Last Thursday, however, Mr. Trump was less belligerent. “We could get [Iran’s enriched uranium] right now,” he told reporters in the Oval Office, but “there’s no reason to. It’s entombed.”
The president didn’t indicate any flexibility on the issue of ultimately defanging Iran’s nuclear weapons development. But his reluctance, in the likely event of Iran’s refusal to budge on the issue, to send American troops into the country to seize the nuclear material is notable.

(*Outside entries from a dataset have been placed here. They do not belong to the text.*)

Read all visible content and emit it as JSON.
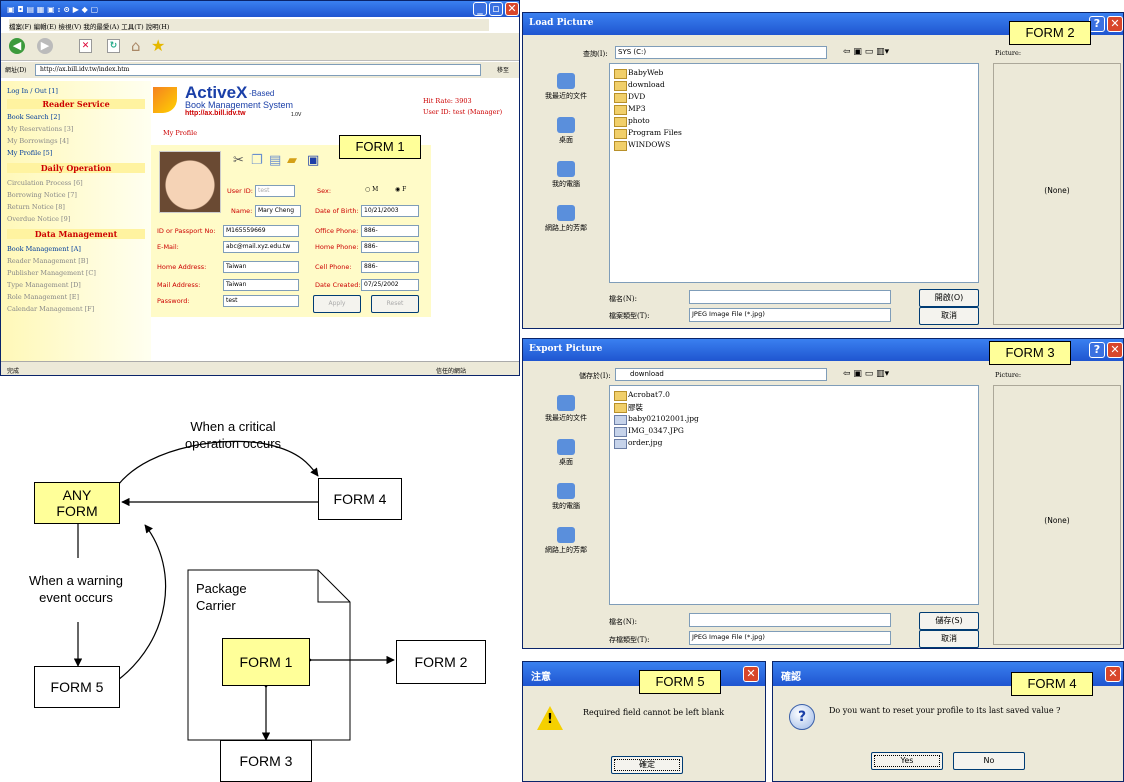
{
  "form1_browser": {
    "menu": "檔案(F)  編輯(E)  檢視(V)  我的最愛(A)  工具(T)  說明(H)",
    "address_label": "網址(D)",
    "url": "http://ax.bill.idv.tw/index.htm",
    "go": "移至",
    "logo_main": "ActiveX",
    "logo_based": "-Based",
    "logo_sub": "Book Management System",
    "logo_url": "http://ax.bill.idv.tw",
    "logo_ver": "1.0V",
    "hit_rate": "Hit Rate: 3903",
    "user_id": "User ID: test (Manager)",
    "sidebar": {
      "login": "Log In / Out [1]",
      "reader_head": "Reader Service",
      "reader_items": [
        "Book Search [2]",
        "My Reservations [3]",
        "My Borrowings [4]",
        "My Profile [5]"
      ],
      "daily_head": "Daily Operation",
      "daily_items": [
        "Circulation Process [6]",
        "Borrowing Notice [7]",
        "Return Notice [8]",
        "Overdue Notice [9]"
      ],
      "data_head": "Data Management",
      "data_items": [
        "Book Management [A]",
        "Reader Management [B]",
        "Publisher Management [C]",
        "Type Management [D]",
        "Role Management [E]",
        "Calendar Management [F]"
      ]
    },
    "profile_title": "My Profile",
    "fields": {
      "user_id_label": "User ID:",
      "user_id": "test",
      "name_label": "Name:",
      "name": "Mary Cheng",
      "sex_label": "Sex:",
      "sex_m": "M",
      "sex_f": "F",
      "dob_label": "Date of Birth:",
      "dob": "10/21/2003",
      "id_label": "ID or Passport No:",
      "id": "M165559669",
      "office_label": "Office Phone:",
      "office": "886-",
      "email_label": "E-Mail:",
      "email": "abc@mail.xyz.edu.tw",
      "home_phone_label": "Home Phone:",
      "home_phone": "886-",
      "home_addr_label": "Home Address:",
      "home_addr": "Taiwan",
      "cell_label": "Cell Phone:",
      "cell": "886-",
      "mail_addr_label": "Mail Address:",
      "mail_addr": "Taiwan",
      "created_label": "Date Created:",
      "created": "07/25/2002",
      "password_label": "Password:",
      "password": "test"
    },
    "apply": "Apply",
    "reset": "Reset",
    "status_left": "完成",
    "status_right": "信任的網站"
  },
  "form2_load": {
    "title": "Load Picture",
    "lookin_label": "查詢(I):",
    "lookin": "SYS (C:)",
    "picture": "Picture:",
    "places": [
      "我最近的文件",
      "桌面",
      "我的電腦",
      "網路上的芳鄰"
    ],
    "files": [
      "BabyWeb",
      "download",
      "DVD",
      "MP3",
      "photo",
      "Program Files",
      "WINDOWS"
    ],
    "none": "(None)",
    "filename_label": "檔名(N):",
    "filetype_label": "檔案類型(T):",
    "filetype": "JPEG Image File (*.jpg)",
    "open": "開啟(O)",
    "cancel": "取消"
  },
  "form3_export": {
    "title": "Export Picture",
    "savein_label": "儲存於(I):",
    "savein": "download",
    "picture": "Picture:",
    "places": [
      "我最近的文件",
      "桌面",
      "我的電腦",
      "網路上的芳鄰"
    ],
    "files": [
      "Acrobat7.0",
      "膠裝",
      "baby02102001.jpg",
      "IMG_0347.JPG",
      "order.jpg"
    ],
    "none": "(None)",
    "filename_label": "檔名(N):",
    "filetype_label": "存檔類型(T):",
    "filetype": "JPEG Image File (*.jpg)",
    "save": "儲存(S)",
    "cancel": "取消"
  },
  "form5_warning": {
    "title": "注意",
    "message": "Required field cannot be left blank",
    "ok": "確定"
  },
  "form4_confirm": {
    "title": "確認",
    "message": "Do you want to reset your profile to its last saved value ?",
    "yes": "Yes",
    "no": "No"
  },
  "tags": {
    "form1": "FORM 1",
    "form2": "FORM 2",
    "form3": "FORM 3",
    "form4": "FORM 4",
    "form5": "FORM 5"
  },
  "diagram": {
    "any_form": [
      "ANY",
      "FORM"
    ],
    "form4": "FORM 4",
    "form5": "FORM 5",
    "form1": "FORM 1",
    "form2": "FORM 2",
    "form3": "FORM 3",
    "critical": [
      "When a critical",
      "operation occurs"
    ],
    "warning": [
      "When a warning",
      "event occurs"
    ],
    "package": [
      "Package",
      "Carrier"
    ]
  }
}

Especially in light of his having backed away from his previous demand for an end to all Iranian enrichment, saying on May 15 that he would accept a 20-year suspension of uranium enrichment.

Neither the president nor readers of these words need any reminder that Iran regularly vows to destroy Israel, risibly denies it has ever sought nuclear weapons, has enriched uranium far beyond the levels required for a civilian program and has obstructed inspectors from accessing its facilities.

As negotiations drag on, may the president have those facts front and center in his mind, and act his usual unconstrained self.